An alarming number of pension savers do not know that their pension pots are actually invested in the stock market.
Less than one in three (28%) of workplace pension savers were aware that their pension pot was invested in the stock market according to research from investment platform Hargreaves Lansdown.
The firm found the stats were even worse among women, with just one in five (19%) knowing that a pension fund invests their retirement savings.
This suggests that despite the success of auto-enrolment, a government initiative to help more people save for later life through a pension scheme at work, there is a woeful knowledge gap for workers.
Most workplace pensions invest in so-called default funds, but as Nathan Long, senior analyst at Hargreaves Lansdown, points out these funds are not right for everyone.
“In particular those with ten to fifteen years to retirement can often to take a less conservative approach,” he says.
Instead, by taking control of your pension and deciding upon where it is invested savers could end up with a better outcome – a larger pension pot.
Default funds are often more conservatively invested.
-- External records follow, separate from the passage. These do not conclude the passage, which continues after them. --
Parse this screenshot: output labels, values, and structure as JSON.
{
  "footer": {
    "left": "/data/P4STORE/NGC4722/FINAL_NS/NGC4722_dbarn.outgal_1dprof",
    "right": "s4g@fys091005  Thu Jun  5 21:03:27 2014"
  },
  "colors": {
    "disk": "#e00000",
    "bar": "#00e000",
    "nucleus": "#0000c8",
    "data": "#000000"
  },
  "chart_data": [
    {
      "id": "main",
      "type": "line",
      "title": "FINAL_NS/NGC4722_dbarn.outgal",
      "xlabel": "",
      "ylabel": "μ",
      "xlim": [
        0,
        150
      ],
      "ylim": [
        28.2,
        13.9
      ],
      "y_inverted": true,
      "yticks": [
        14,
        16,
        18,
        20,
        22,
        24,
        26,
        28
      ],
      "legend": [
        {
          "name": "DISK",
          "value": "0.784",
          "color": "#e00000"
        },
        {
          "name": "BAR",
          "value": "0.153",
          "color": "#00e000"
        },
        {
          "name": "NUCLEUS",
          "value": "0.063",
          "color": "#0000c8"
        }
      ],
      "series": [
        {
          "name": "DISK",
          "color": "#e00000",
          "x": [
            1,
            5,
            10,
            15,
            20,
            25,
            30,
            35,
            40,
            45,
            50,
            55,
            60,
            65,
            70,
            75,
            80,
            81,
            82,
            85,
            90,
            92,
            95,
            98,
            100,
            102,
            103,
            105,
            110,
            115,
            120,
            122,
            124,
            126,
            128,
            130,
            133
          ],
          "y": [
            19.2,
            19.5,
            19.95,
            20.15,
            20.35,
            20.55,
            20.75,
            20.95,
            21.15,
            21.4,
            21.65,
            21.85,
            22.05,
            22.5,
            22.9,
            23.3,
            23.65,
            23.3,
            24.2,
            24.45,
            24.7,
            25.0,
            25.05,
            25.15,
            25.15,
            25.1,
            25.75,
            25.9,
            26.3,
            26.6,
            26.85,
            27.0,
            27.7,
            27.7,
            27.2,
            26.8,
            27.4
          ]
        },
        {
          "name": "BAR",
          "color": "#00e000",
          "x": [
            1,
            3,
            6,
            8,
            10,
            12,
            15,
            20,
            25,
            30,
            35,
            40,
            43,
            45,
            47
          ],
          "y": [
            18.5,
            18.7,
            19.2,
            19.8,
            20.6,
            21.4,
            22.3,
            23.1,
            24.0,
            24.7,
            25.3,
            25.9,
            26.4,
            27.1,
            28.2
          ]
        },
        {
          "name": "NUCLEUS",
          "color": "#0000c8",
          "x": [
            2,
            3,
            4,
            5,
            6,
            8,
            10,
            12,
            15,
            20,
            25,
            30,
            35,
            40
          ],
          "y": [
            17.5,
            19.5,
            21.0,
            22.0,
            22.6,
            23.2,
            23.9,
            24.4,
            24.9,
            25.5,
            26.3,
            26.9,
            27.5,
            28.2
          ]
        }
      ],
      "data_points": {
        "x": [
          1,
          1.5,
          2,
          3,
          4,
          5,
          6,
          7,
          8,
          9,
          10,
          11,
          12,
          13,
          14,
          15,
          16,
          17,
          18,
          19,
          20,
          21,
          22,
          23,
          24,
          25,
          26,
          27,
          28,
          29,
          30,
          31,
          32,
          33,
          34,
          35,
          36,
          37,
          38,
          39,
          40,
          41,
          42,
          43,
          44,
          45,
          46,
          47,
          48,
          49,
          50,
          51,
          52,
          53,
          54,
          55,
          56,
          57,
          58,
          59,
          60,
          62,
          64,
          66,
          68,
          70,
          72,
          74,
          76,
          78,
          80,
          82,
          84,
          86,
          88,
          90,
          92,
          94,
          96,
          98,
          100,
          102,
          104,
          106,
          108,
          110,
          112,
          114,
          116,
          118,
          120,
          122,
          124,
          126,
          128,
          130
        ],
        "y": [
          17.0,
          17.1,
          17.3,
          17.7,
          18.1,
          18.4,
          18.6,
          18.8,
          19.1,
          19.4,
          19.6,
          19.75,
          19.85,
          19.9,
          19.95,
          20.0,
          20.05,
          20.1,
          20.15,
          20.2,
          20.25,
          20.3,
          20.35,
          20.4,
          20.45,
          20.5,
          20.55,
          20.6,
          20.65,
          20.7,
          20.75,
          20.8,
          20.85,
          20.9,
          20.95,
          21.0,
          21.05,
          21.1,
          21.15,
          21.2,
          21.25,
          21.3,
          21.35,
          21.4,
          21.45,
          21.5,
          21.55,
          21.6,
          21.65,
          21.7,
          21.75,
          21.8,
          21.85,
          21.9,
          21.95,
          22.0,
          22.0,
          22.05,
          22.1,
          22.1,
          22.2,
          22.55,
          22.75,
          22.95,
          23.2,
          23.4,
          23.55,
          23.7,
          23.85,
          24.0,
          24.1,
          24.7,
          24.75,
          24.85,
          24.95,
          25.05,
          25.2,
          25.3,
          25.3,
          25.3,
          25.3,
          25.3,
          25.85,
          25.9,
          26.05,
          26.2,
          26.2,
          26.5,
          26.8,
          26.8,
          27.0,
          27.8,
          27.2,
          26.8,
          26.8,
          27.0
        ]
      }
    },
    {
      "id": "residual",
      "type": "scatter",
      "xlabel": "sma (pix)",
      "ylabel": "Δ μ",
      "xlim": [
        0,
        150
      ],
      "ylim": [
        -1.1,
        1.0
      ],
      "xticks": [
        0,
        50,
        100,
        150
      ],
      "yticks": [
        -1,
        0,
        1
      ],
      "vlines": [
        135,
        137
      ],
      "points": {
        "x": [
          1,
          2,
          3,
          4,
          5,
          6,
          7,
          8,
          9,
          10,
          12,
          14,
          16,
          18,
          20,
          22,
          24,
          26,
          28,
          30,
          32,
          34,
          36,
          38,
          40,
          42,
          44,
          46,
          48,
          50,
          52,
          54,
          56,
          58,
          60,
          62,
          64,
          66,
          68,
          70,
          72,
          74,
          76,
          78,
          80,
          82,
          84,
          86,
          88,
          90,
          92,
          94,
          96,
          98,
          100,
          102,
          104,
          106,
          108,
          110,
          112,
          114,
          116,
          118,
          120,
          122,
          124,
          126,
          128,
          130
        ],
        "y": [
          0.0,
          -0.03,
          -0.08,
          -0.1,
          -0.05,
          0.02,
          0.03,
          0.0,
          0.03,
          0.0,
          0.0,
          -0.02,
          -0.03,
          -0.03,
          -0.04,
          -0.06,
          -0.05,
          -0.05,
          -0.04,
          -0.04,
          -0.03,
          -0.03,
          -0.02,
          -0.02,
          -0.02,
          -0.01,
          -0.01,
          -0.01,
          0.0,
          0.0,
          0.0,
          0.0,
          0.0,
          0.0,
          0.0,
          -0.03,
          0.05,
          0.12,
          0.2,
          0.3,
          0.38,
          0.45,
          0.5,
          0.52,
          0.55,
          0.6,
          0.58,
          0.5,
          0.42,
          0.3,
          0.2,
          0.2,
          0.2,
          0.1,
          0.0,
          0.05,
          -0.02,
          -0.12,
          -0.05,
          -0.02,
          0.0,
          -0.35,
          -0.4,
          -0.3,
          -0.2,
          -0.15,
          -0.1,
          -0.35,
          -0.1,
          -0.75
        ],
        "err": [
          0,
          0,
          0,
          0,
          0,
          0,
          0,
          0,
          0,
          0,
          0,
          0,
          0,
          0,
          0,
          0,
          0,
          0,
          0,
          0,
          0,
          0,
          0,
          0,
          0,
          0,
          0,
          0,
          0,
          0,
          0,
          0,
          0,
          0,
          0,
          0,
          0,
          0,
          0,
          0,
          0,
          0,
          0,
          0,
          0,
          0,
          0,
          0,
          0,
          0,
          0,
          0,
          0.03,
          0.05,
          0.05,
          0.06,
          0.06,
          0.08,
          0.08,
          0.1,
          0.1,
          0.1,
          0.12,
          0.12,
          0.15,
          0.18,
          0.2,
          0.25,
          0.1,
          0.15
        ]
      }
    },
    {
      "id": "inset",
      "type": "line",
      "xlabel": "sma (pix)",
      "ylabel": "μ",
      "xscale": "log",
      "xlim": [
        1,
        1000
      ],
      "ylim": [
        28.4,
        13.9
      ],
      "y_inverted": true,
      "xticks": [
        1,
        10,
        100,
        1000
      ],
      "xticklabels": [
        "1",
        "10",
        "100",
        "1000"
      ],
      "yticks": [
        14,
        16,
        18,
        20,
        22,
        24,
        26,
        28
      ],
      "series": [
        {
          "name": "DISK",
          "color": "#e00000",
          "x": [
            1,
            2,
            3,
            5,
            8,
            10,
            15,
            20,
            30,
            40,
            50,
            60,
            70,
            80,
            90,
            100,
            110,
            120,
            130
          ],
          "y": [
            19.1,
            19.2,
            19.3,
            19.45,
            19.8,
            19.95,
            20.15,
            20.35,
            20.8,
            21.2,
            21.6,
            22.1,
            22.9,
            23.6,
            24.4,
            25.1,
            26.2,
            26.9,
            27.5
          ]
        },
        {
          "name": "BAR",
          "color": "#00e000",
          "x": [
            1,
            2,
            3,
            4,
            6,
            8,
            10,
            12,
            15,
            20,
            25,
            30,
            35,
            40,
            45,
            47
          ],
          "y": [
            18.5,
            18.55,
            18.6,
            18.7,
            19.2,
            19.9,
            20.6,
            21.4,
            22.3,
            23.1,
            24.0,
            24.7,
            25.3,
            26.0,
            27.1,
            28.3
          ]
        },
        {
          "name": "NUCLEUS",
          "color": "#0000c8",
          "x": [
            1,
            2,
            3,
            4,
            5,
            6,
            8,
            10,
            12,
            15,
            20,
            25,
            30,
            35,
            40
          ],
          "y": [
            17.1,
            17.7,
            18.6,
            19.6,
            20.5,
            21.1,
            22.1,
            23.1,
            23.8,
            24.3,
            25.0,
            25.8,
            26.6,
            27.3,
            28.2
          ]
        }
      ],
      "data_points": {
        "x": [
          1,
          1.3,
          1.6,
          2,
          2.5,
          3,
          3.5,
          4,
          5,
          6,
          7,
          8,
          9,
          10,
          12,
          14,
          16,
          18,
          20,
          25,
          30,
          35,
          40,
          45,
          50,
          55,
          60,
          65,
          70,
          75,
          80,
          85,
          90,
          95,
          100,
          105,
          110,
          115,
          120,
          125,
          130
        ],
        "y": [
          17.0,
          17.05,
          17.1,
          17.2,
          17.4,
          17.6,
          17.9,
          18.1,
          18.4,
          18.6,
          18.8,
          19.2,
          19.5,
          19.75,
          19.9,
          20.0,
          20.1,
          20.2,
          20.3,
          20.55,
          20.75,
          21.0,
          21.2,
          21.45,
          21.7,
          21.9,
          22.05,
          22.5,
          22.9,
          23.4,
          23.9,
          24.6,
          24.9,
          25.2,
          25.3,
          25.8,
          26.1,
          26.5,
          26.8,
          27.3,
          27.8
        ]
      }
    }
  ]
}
Hargreaves says investing in other funds that improve annual growth by even just 1% can have a huge impact.
Mr Long says: “The best kept secret in retirement planning is that you can actually boost the rate at which your pension grows.
“We’ve become accustomed to endless calls to pay more money in to our pensions, but there is an equally important way to improve what your pension pays when you finish work, and that’s to help your pension investments grow faster.”
However, savers can be restricted in regards to where they can invest their pension cash as it depends scheme to scheme.
Big pension providers like Nest offer a small selection of funds, but others offer none at all, such as Now Pensions.
It is also increasingly important to consider if you want to invest your money ethically. Many providers also now offer ethical investment options if you don’t want your hard-earned pension savings to be invested in businesses that harm the environment.